The Invocell device is a sealed capsule that allows fertilisation to take place inside the body, in the vaginal cavity. A woman would first be given mild drugs to stimulate her ovaries, and then eggs would be removed from them while she is under sedation. Up to seven eggs are then put into the Invocell capsule, along with washed sperm. The capsule is then placed inside the vagina. After three days the patient would return for a second appointment, in which the capsule is removed and any fertilised embryos are examined for quality. The best one or two would then be transferred to the womb.
The first appointment would take about 90 minutes and the second half an hour, according to Claude Ranoux, of BioXcell, the Massachusetts-based company that developed the device.
Because eggs, sperm and embryos would at no point be stored outside the body, the technique means that IVF could be performed in a doctor’s office, without incurring the costs involved in incubation.
Dr Ranoux said this would cut the cost of fertility treatment by hundreds of pounds. The typical bill in Britain is about £2,500 per cycle.
“You don’t need a complex IVF centre, a laboratory, lots of the equipment,” he said. “You can perform this procedure in an office.”
BioXcell has completed about 800 trial cycles, obtaining a clinical pregnancy rate of 19.7 per cent. Its data were presented last week to the International Society for Mild Approaches in Assisted Reproduction conference in London. The average success rate for conventional treatments for women aged under 35 in Britain is 29.6 per cent.
BioXcell has applied for approval for the device from the US Food and Drug Administration, and it has also received a European Union CE mark. Dr Ranoux said the company hopes to market it in Europe, including Britain, later this year.

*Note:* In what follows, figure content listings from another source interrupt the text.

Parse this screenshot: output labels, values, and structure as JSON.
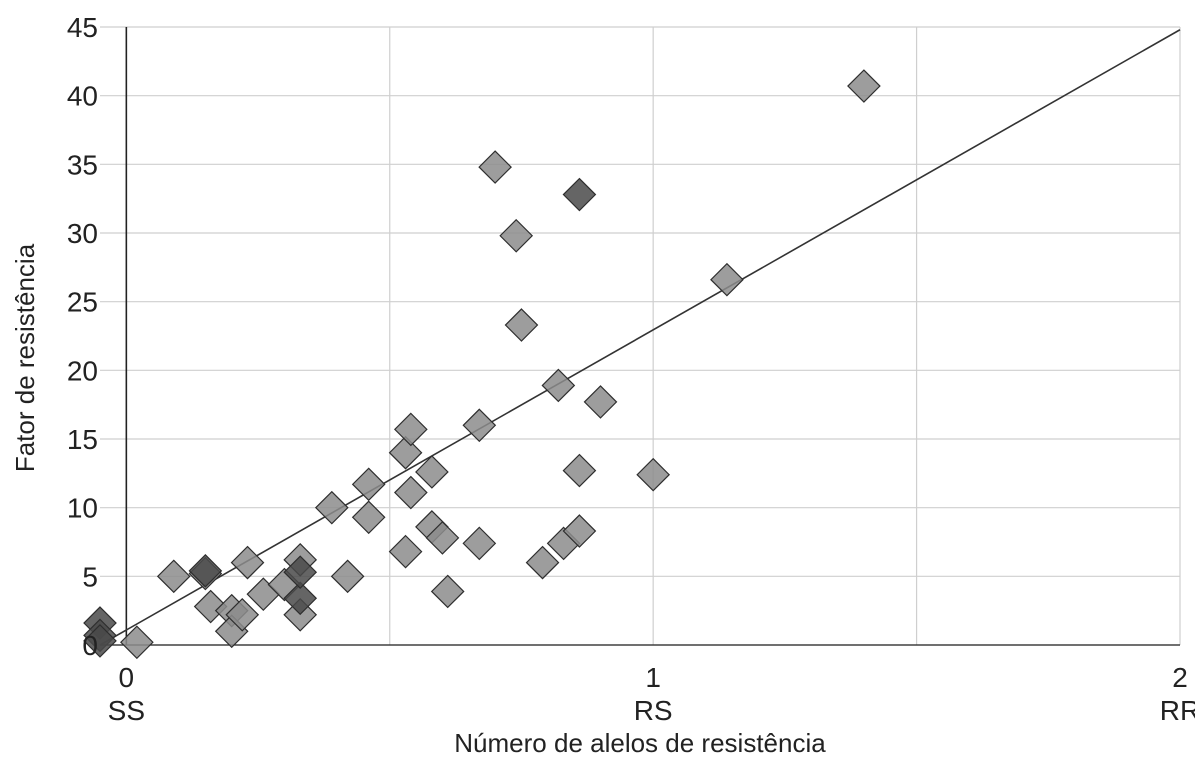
{
  "chart_data": {
    "type": "scatter",
    "title": "",
    "xlabel": "Número de alelos de resistência",
    "ylabel": "Fator de resistência",
    "xlim": [
      -0.05,
      2
    ],
    "ylim": [
      0,
      45
    ],
    "x_ticks": [
      {
        "value": 0,
        "label": "0",
        "sublabel": "SS"
      },
      {
        "value": 1,
        "label": "1",
        "sublabel": "RS"
      },
      {
        "value": 2,
        "label": "2",
        "sublabel": "RR"
      }
    ],
    "y_ticks": [
      0,
      5,
      10,
      15,
      20,
      25,
      30,
      35,
      40,
      45
    ],
    "grid": true,
    "colors": {
      "light_point": "#8c8c8c",
      "dark_point": "#4a4a4a",
      "trendline": "#333333",
      "grid": "#cfcfcf"
    },
    "trendline": {
      "x": [
        -0.05,
        2
      ],
      "y": [
        0,
        44.8
      ]
    },
    "series": [
      {
        "values": [
          {
            "x": 0.02,
            "y": 0.2
          },
          {
            "x": 0.09,
            "y": 5.0
          },
          {
            "x": 0.15,
            "y": 5.2
          },
          {
            "x": 0.16,
            "y": 2.8
          },
          {
            "x": 0.2,
            "y": 2.5
          },
          {
            "x": 0.2,
            "y": 1.0
          },
          {
            "x": 0.22,
            "y": 2.2
          },
          {
            "x": 0.23,
            "y": 6.0
          },
          {
            "x": 0.26,
            "y": 3.7
          },
          {
            "x": 0.3,
            "y": 4.4
          },
          {
            "x": 0.33,
            "y": 2.2
          },
          {
            "x": 0.33,
            "y": 6.2
          },
          {
            "x": 0.39,
            "y": 10.0
          },
          {
            "x": 0.42,
            "y": 5.0
          },
          {
            "x": 0.46,
            "y": 11.7
          },
          {
            "x": 0.46,
            "y": 9.3
          },
          {
            "x": 0.53,
            "y": 6.8
          },
          {
            "x": 0.53,
            "y": 14.0
          },
          {
            "x": 0.54,
            "y": 15.7
          },
          {
            "x": 0.54,
            "y": 11.1
          },
          {
            "x": 0.58,
            "y": 12.6
          },
          {
            "x": 0.58,
            "y": 8.6
          },
          {
            "x": 0.6,
            "y": 7.8
          },
          {
            "x": 0.61,
            "y": 3.9
          },
          {
            "x": 0.67,
            "y": 7.4
          },
          {
            "x": 0.67,
            "y": 16.0
          },
          {
            "x": 0.7,
            "y": 34.8
          },
          {
            "x": 0.74,
            "y": 29.8
          },
          {
            "x": 0.75,
            "y": 23.3
          },
          {
            "x": 0.79,
            "y": 6.0
          },
          {
            "x": 0.82,
            "y": 18.9
          },
          {
            "x": 0.83,
            "y": 7.4
          },
          {
            "x": 0.86,
            "y": 8.3
          },
          {
            "x": 0.86,
            "y": 12.7
          },
          {
            "x": 0.9,
            "y": 17.7
          },
          {
            "x": 1.0,
            "y": 12.4
          },
          {
            "x": 1.14,
            "y": 26.6
          },
          {
            "x": 1.4,
            "y": 40.7
          }
        ]
      },
      {
        "values": [
          {
            "x": -0.05,
            "y": 1.6
          },
          {
            "x": -0.05,
            "y": 0.7
          },
          {
            "x": -0.05,
            "y": 0.3
          },
          {
            "x": 0.15,
            "y": 5.4
          },
          {
            "x": 0.33,
            "y": 3.4
          },
          {
            "x": 0.33,
            "y": 5.3
          },
          {
            "x": 0.86,
            "y": 32.8
          }
        ]
      }
    ]
  }
}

British fertility doctors, however, questioned whether it would be popular. Simon Fishel, of Care Fertility in Nottingham, said a major drawback would be that embryos could not be observed immediately after fertilisation, to make sure that it has taken place normally.

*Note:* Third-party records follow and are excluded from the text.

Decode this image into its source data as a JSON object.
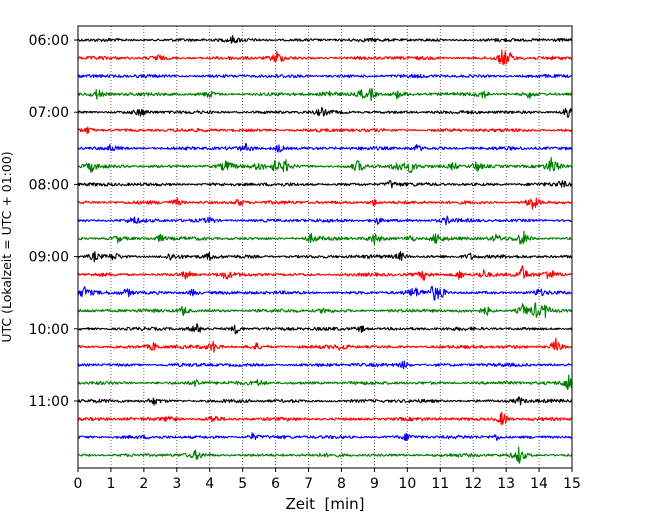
{
  "chart_data": {
    "type": "line",
    "title": "",
    "xlabel": "Zeit  [min]",
    "ylabel": "UTC (Lokalzeit = UTC + 01:00)",
    "xlim": [
      0,
      15
    ],
    "x_ticks": [
      "0",
      "1",
      "2",
      "3",
      "4",
      "5",
      "6",
      "7",
      "8",
      "9",
      "10",
      "11",
      "12",
      "13",
      "14",
      "15"
    ],
    "y_ticks": [
      "06:00",
      "07:00",
      "08:00",
      "09:00",
      "10:00",
      "11:00"
    ],
    "grid": "vertical dotted lines at each minute",
    "trace_colors": [
      "#000000",
      "#ff0000",
      "#0000ff",
      "#008000"
    ],
    "traces": [
      {
        "start": "06:00",
        "events": [
          [
            4.7,
            0.25
          ]
        ]
      },
      {
        "start": "06:15",
        "events": [
          [
            2.4,
            0.3
          ],
          [
            6.05,
            0.6
          ],
          [
            12.9,
            0.75
          ],
          [
            13.1,
            0.35
          ]
        ]
      },
      {
        "start": "06:30",
        "events": []
      },
      {
        "start": "06:45",
        "events": [
          [
            0.6,
            0.5
          ],
          [
            4.0,
            0.3
          ],
          [
            7.6,
            0.3
          ],
          [
            8.6,
            0.4
          ],
          [
            8.9,
            0.5
          ],
          [
            9.7,
            0.3
          ],
          [
            12.3,
            0.4
          ],
          [
            13.7,
            0.3
          ]
        ]
      },
      {
        "start": "07:00",
        "events": [
          [
            1.9,
            0.3
          ],
          [
            7.4,
            0.3
          ],
          [
            14.9,
            0.8
          ]
        ]
      },
      {
        "start": "07:15",
        "events": [
          [
            0.3,
            0.3
          ]
        ]
      },
      {
        "start": "07:30",
        "events": [
          [
            1.0,
            0.3
          ],
          [
            5.1,
            0.3
          ],
          [
            6.1,
            0.4
          ],
          [
            10.3,
            0.3
          ]
        ]
      },
      {
        "start": "07:45",
        "events": [
          [
            0.4,
            0.4
          ],
          [
            4.5,
            0.5
          ],
          [
            5.5,
            0.4
          ],
          [
            6.0,
            0.5
          ],
          [
            6.3,
            0.5
          ],
          [
            8.5,
            0.5
          ],
          [
            9.7,
            0.5
          ],
          [
            10.1,
            0.5
          ],
          [
            11.4,
            0.4
          ],
          [
            12.1,
            0.5
          ],
          [
            14.4,
            0.8
          ]
        ]
      },
      {
        "start": "08:00",
        "events": [
          [
            9.5,
            0.35
          ],
          [
            14.7,
            0.3
          ]
        ]
      },
      {
        "start": "08:15",
        "events": [
          [
            3.0,
            0.35
          ],
          [
            4.9,
            0.35
          ],
          [
            9.0,
            0.3
          ],
          [
            13.8,
            0.7
          ]
        ]
      },
      {
        "start": "08:30",
        "events": [
          [
            1.7,
            0.3
          ],
          [
            4.0,
            0.25
          ],
          [
            9.1,
            0.3
          ],
          [
            11.2,
            0.3
          ]
        ]
      },
      {
        "start": "08:45",
        "events": [
          [
            1.2,
            0.3
          ],
          [
            2.5,
            0.3
          ],
          [
            7.1,
            0.35
          ],
          [
            9.0,
            0.45
          ],
          [
            10.1,
            0.35
          ],
          [
            10.9,
            0.55
          ],
          [
            12.7,
            0.3
          ],
          [
            13.5,
            0.75
          ]
        ]
      },
      {
        "start": "09:00",
        "events": [
          [
            0.5,
            0.4
          ],
          [
            1.1,
            0.35
          ],
          [
            2.8,
            0.3
          ],
          [
            4.0,
            0.3
          ],
          [
            9.8,
            0.4
          ],
          [
            11.9,
            0.3
          ]
        ]
      },
      {
        "start": "09:15",
        "events": [
          [
            3.3,
            0.4
          ],
          [
            4.5,
            0.35
          ],
          [
            10.5,
            0.4
          ],
          [
            11.6,
            0.45
          ],
          [
            12.3,
            0.4
          ],
          [
            13.5,
            0.75
          ],
          [
            14.3,
            0.5
          ]
        ]
      },
      {
        "start": "09:30",
        "events": [
          [
            0.2,
            0.5
          ],
          [
            1.5,
            0.35
          ],
          [
            3.5,
            0.35
          ],
          [
            10.2,
            0.5
          ],
          [
            10.8,
            0.6
          ],
          [
            11.0,
            0.5
          ],
          [
            14.0,
            0.3
          ]
        ]
      },
      {
        "start": "09:45",
        "events": [
          [
            3.2,
            0.45
          ],
          [
            7.5,
            0.3
          ],
          [
            12.4,
            0.4
          ],
          [
            13.5,
            0.55
          ],
          [
            13.9,
            0.6
          ],
          [
            14.2,
            0.5
          ]
        ]
      },
      {
        "start": "10:00",
        "events": [
          [
            3.6,
            0.4
          ],
          [
            4.8,
            0.45
          ],
          [
            8.6,
            0.3
          ]
        ]
      },
      {
        "start": "10:15",
        "events": [
          [
            2.3,
            0.35
          ],
          [
            4.1,
            0.5
          ],
          [
            5.4,
            0.3
          ],
          [
            8.0,
            0.3
          ],
          [
            14.5,
            0.75
          ]
        ]
      },
      {
        "start": "10:30",
        "events": [
          [
            9.9,
            0.35
          ]
        ]
      },
      {
        "start": "10:45",
        "events": [
          [
            3.6,
            0.35
          ],
          [
            5.5,
            0.3
          ],
          [
            14.9,
            0.8
          ]
        ]
      },
      {
        "start": "11:00",
        "events": [
          [
            2.3,
            0.3
          ],
          [
            13.4,
            0.35
          ]
        ]
      },
      {
        "start": "11:15",
        "events": [
          [
            2.8,
            0.35
          ],
          [
            4.1,
            0.4
          ],
          [
            12.9,
            0.75
          ]
        ]
      },
      {
        "start": "11:30",
        "events": [
          [
            5.3,
            0.3
          ],
          [
            10.0,
            0.3
          ],
          [
            12.7,
            0.3
          ]
        ]
      },
      {
        "start": "11:45",
        "events": [
          [
            3.6,
            0.35
          ],
          [
            13.4,
            0.75
          ]
        ]
      }
    ]
  }
}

It would also be unsuitable for the 50 per cent of IVF patients who use intracytoplasmic sperm injection, or ICSI, a technique to treat male infertility.
Regulatory issues would also make it hard to perform in an office setting, Dr Fishel said. “You would still need the accredited facilities for egg collection, and there’s also the question of what you’d do with any spare embryos. If you wanted to freeze them, you’d still need an incubator and a freezer.”
John Paul Maytum, of the Human Fertilisation and Embryology Authority, said: “If a clinic wanted to use this device, we would have to look very carefully at whether it would fall within our remit.”